Dégâts politiques

Le monde retient son souffle. Sur le plan diplomatique comme sur celui de l'économie. L'accalmie constatée, de ce dernier point de vue, sur les marchés financiers et sur le pétrole ne doit pas faire illusion. Ce qui va désormais importer, c'est à la fois la façon dont la sortie de cette crise internationale va se dérouler, et le moment de cette sortie. Sur ce dernier point, il ne faut malheureusement pas s'attendre à un miracle : la guerre, car c'est bien de cela dont il s'agit, ne va pas s'arrêter demain, même si, hier, des voix se faisaient entendre pour évoquer des esquisses de solution. Pour au moins deux raisons. La première, c'est que la position des belligérants est tellement exacerbée qu'on voit mal ce qui pourrait calmer le jeu. La seconde, c'est que sur le plan de la diplomatie occidentale, même si tous ont produit des efforts en faveur de la paix, avec une indéniable mobilisation internationale, on sait bien que, dans le fond, les positions divergent profondément. On a vu hier un gouvernement français en première ligne au Liban, et c'est normal tant les liens entre les deux pays sont culturellement et économiquement étroits. On a vu une position européenne enfin plus engagée en faveur de la paix. Mais on sent bien, aussi, une intransigeance américaine marquée. En réalité, seule la mise en place par l'ONU d'une force internationale de sécurité au Liban permettrait d'enrayer le conflit, au moins temporairement.
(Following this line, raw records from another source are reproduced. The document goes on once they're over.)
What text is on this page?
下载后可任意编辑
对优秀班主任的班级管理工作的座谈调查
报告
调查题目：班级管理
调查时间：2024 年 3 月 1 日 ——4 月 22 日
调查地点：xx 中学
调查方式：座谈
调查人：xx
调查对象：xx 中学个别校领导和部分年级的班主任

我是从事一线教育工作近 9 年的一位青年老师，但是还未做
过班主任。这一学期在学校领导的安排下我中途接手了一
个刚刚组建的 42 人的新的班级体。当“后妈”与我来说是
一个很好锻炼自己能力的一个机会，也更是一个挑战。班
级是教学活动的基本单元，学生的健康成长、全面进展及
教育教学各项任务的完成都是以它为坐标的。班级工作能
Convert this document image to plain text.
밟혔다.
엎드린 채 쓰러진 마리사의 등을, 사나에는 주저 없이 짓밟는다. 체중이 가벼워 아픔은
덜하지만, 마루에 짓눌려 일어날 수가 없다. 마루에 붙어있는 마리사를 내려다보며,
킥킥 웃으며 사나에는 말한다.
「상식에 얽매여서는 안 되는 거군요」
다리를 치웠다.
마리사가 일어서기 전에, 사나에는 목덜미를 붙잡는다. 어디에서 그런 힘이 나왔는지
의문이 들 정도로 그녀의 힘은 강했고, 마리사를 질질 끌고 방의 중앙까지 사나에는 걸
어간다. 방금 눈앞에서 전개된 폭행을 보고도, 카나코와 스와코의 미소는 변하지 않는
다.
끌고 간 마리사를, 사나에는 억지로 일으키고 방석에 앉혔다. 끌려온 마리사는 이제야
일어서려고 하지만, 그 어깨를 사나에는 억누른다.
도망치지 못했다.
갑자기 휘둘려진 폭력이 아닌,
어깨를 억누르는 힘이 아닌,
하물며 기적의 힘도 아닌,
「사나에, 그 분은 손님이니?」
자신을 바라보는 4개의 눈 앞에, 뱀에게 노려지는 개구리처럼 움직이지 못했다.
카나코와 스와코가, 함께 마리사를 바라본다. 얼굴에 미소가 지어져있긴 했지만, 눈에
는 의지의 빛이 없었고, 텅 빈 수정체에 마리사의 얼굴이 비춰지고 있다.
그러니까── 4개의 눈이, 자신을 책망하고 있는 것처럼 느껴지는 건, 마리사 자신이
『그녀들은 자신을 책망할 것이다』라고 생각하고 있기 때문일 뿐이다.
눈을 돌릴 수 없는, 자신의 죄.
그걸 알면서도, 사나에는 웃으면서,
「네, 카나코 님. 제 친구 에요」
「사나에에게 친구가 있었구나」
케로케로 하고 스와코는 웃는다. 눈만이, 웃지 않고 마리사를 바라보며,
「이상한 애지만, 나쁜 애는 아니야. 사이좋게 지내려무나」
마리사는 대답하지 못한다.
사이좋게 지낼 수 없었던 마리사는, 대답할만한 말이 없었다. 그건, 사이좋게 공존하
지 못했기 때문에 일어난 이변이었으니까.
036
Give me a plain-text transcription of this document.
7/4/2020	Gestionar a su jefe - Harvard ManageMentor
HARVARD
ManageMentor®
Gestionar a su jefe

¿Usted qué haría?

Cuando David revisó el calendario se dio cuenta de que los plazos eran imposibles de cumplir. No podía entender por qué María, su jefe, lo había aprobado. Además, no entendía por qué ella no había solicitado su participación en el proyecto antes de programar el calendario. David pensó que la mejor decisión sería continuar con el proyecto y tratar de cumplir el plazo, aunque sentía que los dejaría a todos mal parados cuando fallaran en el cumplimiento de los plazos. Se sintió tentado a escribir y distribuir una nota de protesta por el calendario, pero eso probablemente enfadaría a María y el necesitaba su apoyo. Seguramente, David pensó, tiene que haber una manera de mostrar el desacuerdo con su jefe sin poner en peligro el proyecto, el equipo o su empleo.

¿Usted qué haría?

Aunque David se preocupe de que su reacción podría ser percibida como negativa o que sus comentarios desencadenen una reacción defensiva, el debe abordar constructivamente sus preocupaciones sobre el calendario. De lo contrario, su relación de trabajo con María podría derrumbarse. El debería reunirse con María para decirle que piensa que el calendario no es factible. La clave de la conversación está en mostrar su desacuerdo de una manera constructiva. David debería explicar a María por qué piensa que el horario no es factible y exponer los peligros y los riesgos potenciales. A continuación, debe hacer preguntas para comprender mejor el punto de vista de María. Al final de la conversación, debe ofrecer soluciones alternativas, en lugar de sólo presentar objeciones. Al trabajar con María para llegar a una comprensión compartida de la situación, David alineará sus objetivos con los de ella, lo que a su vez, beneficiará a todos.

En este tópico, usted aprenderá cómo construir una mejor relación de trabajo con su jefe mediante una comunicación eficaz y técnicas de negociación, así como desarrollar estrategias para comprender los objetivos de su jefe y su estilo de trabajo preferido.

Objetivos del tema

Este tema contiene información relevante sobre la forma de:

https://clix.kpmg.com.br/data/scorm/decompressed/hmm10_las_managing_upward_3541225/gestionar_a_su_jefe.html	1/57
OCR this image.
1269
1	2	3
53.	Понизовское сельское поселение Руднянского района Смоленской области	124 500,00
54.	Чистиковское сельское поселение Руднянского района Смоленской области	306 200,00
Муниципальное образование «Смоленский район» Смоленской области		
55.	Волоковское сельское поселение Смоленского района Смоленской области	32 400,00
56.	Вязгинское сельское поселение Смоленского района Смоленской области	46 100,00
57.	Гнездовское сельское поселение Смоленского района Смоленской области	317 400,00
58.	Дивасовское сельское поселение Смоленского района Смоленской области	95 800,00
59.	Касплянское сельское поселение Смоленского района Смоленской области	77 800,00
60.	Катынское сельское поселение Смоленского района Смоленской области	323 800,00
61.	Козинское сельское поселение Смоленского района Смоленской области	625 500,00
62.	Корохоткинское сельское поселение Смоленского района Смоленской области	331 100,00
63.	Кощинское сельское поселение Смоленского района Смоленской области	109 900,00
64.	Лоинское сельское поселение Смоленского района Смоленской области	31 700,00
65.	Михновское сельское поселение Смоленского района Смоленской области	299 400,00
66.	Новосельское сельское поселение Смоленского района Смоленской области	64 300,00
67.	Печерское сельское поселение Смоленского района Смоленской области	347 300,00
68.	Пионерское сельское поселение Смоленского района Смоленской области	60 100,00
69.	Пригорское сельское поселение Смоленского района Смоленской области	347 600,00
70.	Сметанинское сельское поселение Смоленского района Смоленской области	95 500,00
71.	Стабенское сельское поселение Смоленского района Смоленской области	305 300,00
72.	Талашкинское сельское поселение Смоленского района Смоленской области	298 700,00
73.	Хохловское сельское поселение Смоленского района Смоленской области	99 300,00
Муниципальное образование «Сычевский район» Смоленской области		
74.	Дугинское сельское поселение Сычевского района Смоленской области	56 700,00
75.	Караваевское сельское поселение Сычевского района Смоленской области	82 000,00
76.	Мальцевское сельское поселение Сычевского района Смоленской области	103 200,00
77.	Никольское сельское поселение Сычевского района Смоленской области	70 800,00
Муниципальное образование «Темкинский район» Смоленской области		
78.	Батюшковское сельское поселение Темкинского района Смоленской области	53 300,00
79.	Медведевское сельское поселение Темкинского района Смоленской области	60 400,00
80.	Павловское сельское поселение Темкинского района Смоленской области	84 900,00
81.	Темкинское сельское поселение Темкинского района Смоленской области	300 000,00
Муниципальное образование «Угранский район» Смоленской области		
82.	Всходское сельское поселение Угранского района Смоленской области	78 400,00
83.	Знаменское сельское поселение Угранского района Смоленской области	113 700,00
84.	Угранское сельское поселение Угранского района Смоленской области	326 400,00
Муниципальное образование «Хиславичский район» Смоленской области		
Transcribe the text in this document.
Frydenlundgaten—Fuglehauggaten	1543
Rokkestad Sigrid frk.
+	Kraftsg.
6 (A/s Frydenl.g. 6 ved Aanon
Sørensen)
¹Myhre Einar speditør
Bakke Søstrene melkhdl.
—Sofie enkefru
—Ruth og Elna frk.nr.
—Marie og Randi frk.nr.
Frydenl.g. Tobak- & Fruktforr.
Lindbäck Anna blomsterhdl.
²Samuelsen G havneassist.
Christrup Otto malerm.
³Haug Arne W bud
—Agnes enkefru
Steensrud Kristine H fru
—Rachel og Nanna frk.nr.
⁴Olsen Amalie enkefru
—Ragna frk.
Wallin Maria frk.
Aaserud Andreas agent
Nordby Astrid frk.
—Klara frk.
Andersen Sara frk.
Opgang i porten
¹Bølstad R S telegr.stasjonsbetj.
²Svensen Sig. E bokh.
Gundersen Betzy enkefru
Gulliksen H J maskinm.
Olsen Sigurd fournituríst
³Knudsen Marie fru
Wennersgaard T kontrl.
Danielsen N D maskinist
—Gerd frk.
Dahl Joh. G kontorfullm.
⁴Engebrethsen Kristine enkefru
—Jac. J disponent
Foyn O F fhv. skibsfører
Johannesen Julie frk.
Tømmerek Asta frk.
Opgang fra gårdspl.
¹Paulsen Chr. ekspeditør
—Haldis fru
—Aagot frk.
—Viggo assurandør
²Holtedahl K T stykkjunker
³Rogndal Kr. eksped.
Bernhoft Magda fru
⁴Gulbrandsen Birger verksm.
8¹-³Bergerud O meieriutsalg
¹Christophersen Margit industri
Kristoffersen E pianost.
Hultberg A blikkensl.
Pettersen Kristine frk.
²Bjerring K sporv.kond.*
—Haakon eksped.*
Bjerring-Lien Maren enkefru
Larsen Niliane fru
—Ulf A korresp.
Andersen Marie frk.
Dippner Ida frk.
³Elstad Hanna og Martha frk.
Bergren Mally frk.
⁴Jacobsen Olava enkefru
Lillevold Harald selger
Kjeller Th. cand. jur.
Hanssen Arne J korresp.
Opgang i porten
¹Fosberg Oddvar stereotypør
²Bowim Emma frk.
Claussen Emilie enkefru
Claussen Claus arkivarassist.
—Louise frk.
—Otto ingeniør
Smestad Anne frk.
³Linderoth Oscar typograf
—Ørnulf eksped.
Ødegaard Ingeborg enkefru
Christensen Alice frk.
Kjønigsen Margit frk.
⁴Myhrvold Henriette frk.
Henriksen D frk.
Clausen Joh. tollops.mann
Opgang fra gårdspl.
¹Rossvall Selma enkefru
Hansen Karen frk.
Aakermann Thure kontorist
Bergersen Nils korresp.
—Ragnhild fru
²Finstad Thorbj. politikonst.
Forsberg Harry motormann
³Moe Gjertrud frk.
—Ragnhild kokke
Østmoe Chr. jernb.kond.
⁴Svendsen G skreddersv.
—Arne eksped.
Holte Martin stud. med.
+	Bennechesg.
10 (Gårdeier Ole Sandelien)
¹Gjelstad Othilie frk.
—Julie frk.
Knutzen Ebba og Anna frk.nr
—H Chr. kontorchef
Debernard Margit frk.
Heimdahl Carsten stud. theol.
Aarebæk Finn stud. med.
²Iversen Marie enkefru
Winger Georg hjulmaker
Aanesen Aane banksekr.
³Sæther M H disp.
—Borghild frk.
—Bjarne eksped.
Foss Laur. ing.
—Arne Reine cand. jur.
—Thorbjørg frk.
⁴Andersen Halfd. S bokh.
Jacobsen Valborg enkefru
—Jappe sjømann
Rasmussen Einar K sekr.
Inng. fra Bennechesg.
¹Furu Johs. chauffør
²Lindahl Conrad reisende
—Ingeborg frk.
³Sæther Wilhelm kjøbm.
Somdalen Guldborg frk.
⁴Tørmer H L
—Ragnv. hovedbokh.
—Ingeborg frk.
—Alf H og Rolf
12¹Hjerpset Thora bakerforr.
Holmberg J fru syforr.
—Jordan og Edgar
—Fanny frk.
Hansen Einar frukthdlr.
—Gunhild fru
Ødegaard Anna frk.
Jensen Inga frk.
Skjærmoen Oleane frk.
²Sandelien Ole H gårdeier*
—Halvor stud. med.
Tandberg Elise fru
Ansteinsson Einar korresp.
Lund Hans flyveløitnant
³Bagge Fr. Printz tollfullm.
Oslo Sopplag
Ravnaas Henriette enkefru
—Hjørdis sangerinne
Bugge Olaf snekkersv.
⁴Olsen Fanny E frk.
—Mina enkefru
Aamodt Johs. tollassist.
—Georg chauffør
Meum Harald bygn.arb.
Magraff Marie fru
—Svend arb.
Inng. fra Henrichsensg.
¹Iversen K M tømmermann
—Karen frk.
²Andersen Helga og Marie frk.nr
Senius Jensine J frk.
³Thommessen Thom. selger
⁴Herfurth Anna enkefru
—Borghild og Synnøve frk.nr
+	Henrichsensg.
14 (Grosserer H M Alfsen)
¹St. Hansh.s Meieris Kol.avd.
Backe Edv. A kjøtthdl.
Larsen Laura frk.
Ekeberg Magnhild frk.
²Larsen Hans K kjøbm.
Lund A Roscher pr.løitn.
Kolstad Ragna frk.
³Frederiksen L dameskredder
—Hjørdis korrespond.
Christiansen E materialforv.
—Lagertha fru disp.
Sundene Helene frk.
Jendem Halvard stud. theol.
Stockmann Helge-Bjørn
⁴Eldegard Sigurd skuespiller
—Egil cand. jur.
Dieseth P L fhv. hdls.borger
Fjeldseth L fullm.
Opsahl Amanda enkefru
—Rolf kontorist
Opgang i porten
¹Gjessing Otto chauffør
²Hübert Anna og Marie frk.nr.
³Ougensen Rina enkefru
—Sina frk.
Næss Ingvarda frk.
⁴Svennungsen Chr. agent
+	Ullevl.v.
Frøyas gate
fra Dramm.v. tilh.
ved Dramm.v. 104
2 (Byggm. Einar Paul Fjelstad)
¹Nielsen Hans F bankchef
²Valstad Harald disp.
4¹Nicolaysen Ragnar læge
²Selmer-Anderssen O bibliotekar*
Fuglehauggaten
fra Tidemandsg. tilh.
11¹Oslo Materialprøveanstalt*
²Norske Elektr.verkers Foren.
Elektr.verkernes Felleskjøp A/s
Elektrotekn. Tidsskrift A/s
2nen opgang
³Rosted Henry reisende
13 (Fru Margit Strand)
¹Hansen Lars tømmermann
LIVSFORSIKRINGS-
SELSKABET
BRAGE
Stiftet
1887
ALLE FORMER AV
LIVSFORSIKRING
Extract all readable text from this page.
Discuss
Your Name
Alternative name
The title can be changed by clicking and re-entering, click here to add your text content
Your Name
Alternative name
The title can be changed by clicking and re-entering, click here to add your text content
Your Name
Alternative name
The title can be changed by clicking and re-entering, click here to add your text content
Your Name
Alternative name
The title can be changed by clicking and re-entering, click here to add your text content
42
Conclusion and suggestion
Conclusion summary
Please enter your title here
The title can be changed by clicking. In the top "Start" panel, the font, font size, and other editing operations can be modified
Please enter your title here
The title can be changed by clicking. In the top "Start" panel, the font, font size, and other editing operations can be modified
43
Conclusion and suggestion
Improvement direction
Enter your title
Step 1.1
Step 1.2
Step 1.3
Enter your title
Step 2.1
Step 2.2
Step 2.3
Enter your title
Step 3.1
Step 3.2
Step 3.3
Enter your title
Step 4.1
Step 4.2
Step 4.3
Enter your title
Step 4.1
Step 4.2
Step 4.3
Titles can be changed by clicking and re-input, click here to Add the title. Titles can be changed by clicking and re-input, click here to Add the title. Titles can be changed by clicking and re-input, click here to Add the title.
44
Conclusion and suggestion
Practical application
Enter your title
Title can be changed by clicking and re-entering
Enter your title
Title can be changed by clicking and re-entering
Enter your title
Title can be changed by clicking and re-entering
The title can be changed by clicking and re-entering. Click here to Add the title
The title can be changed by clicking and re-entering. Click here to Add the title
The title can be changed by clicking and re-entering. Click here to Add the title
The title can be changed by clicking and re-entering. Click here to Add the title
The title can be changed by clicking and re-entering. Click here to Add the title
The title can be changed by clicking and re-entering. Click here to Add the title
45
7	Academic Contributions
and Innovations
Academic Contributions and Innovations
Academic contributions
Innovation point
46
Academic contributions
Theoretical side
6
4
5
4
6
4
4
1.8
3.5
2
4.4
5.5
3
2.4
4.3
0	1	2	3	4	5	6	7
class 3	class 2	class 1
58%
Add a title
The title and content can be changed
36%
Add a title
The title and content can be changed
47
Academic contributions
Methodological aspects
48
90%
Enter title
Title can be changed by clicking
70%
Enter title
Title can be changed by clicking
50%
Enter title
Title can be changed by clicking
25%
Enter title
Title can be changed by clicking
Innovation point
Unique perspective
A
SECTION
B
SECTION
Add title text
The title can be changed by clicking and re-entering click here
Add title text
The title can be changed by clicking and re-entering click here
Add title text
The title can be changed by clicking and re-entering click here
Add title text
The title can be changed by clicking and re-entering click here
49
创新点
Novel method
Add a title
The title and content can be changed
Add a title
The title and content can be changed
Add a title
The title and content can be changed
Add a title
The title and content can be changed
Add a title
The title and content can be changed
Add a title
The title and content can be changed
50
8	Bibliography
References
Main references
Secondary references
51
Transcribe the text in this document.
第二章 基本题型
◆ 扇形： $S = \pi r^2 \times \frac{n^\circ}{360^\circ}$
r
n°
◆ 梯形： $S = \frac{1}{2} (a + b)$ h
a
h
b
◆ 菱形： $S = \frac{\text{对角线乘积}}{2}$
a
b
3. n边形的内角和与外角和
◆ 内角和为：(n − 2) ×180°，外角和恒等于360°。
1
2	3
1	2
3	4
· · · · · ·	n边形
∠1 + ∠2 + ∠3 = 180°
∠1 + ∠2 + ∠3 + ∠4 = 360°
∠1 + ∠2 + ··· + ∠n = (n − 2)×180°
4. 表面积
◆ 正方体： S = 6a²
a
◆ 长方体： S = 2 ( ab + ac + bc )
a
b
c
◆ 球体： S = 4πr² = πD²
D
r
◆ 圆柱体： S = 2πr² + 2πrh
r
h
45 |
Mais même cette décision fait l'objet d'âpres discussions dans le camp occidental. En attendant, c'est un pays déjà meurtri qui subit à nouveau le triste sort du conflit armé. En marge du drame humain, et au-delà de la stricte comptabilité des pertes provoquées par les bombardements israéliens, c'est tout un effort de reconstruction entamé depuis la fin de la guerre civile il y a dix-sept ans qui a été mis à bas en quelques semaines. Il y avait dans l'assassinat de l'ancien Premier ministre Rafic Hariri début 2005 les germes de la situation actuelle. La disparition de la plupart des ténors de la région - le coma d'Ariel Sharon, pour ne citer que le dernier en date - n'a pas fini de produire ses dégâts politiques.